Merk op dat er geen nauwkeurigheidsmaatstaf is. Nauwkeurigheid is niet het meest specifieke soort meeteenheid om mee te beginnen. In plaats daarvan zien we precisie, recall, f1-score, en ondersteuning. De ondersteuning is gewoon het aantal keren dat dit ground truth label voorkwam in onze testverzameling, bijvoorbeeld, in onze testverzameling waren er 35 afbeeldingen van Tony Blair. De F1-Score wordt eigenlijk gewoon berekend uit de precisie- en de recall-score. Precisie en recall zijn meer specifieke maatstaven dan een enkele nauwkeurigheidsscore. Een hogere waarde voor beide is beter.

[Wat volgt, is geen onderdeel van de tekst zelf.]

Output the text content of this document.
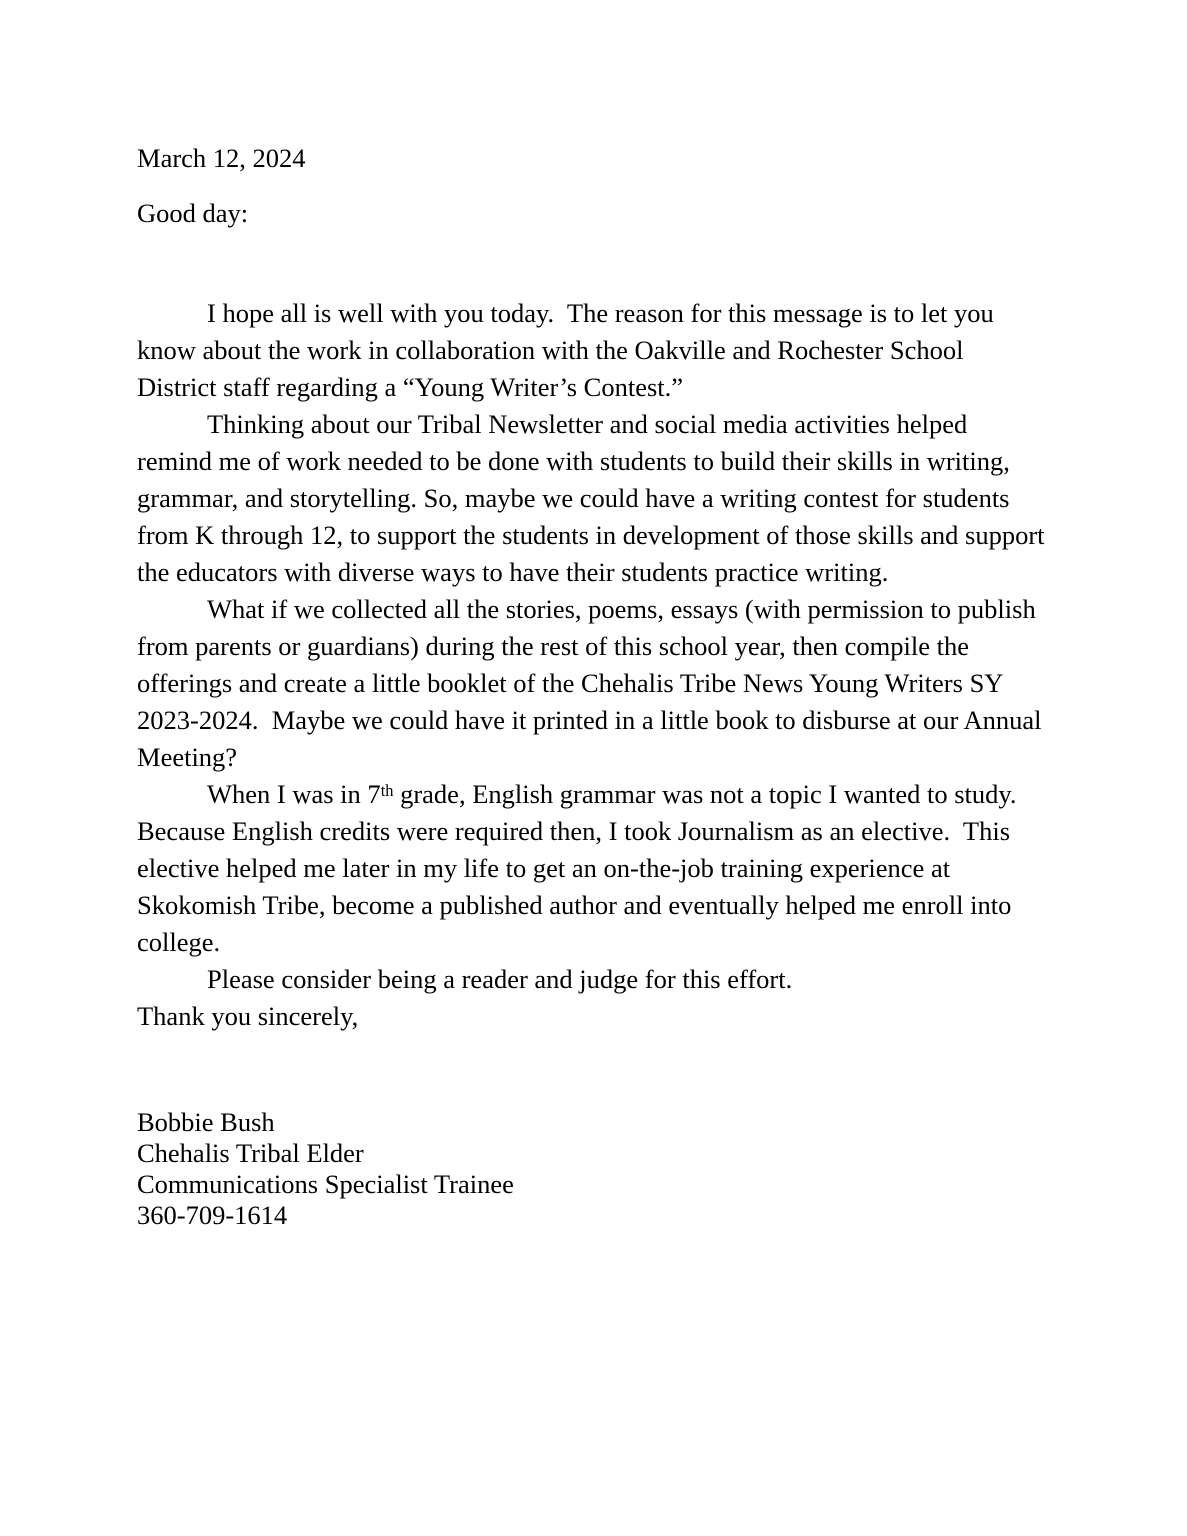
March 12, 2024
Good day:

I hope all is well with you today.  The reason for this message is to let you know about the work in collaboration with the Oakville and Rochester School District staff regarding a “Young Writer’s Contest.”

Thinking about our Tribal Newsletter and social media activities helped remind me of work needed to be done with students to build their skills in writing, grammar, and storytelling. So, maybe we could have a writing contest for students from K through 12, to support the students in development of those skills and support the educators with diverse ways to have their students practice writing.

What if we collected all the stories, poems, essays (with permission to publish from parents or guardians) during the rest of this school year, then compile the offerings and create a little booklet of the Chehalis Tribe News Young Writers SY 2023-2024.  Maybe we could have it printed in a little book to disburse at our Annual Meeting?

When I was in 7th grade, English grammar was not a topic I wanted to study.  Because English credits were required then, I took Journalism as an elective.  This elective helped me later in my life to get an on-the-job training experience at Skokomish Tribe, become a published author and eventually helped me enroll into college.

Please consider being a reader and judge for this effort.

Thank you sincerely,
Bobbie Bush
Chehalis Tribal Elder
Communications Specialist Trainee
360-709-1614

Na het trainen van onze classificator, kunnen we het een paar afbeeldingen geven om te classificeren.

1
2
3
4
5
6
7
8
9
10
11
12
13
14
15
16
17
18

# Visualisatie
def plot_gallery(images, titles, h, w, rows=3, cols=4):
plt.figure()
for i in range(rows * cols):
plt.subplot(rows, cols, i + 1)
plt.imshow(images.reshape((h, w)), cmap=plt.cm.gray)
plt.title(titles)
plt.xticks())
plt.yticks())
def titles(y_pred, y_test, target_names):
for i in range(y_pred.shape):
pred_name = target_names].split(‘ ‘)
true_name = target_names].split(‘ ‘)
yield ‘predicted: {0}’.format(pred_name, true_name)
prediction_titles = list(titles(y_pred, y_test, target_names))
plot_gallery(X_test, prediction_titles, h, w)

(plot_gallery en titles functies aangepast van de scikit-learn documentatie)

We kunnen de voorspellingen van ons netwerk en de grondwaarheid waarde voor elke afbeelding zien.

Een ander interessant ding om te visualiseren zijn de eigenfaces zelf. Onthoud dat PCA eigenvectoren produceert. We kunnen die eigenvectoren omvormen tot afbeeldingen en de eigenfaces visualiseren.

Deze vertegenwoordigen de “generieke” gezichten van onze dataset. Intuïtief zijn dit vectoren die richtingen in de “gezichtsruimte” weergeven en die ons neurale netwerk gebruikt om te helpen bij de classificatie. Nu we de eigenfaces-benadering hebben besproken, kun je toepassingen bouwen die dit gezichtsherkenningsalgoritme gebruiken!

We hebben een populaire benadering van gezichtsherkenning besproken die eigenfaces heet. De essentie van eigenfaces is een niet-begeleid dimensionaliteitsverminderend algoritme genaamd Principal Components Analysis (PCA) dat we gebruiken om de dimensionaliteit van afbeeldingen te verminderen tot iets kleiners. Nu we een kleinere representatie van onze gezichten hebben, passen we een classifier toe die de gereduceerde dimensie input neemt en een klasse-etiket produceert. Voor onze classifier hebben we een enkellaags neuraal netwerk gebruikt.

Gezichtsherkenning is een fascinerend voorbeeld van het samenvoegen van computervisie en machinaal leren en veel onderzoekers werken vandaag de dag nog steeds aan dit uitdagende probleem!

Nu worden diepe convolutionele neurale netwerken gebruikt voor gezichtsherkenning, en hebben enorme implicaties in termen van de ontwikkelingscarrière wereld. Probeer er een uit op deze dataset!

Geef een antwoord

Het e-mailadres wordt niet gepubliceerd.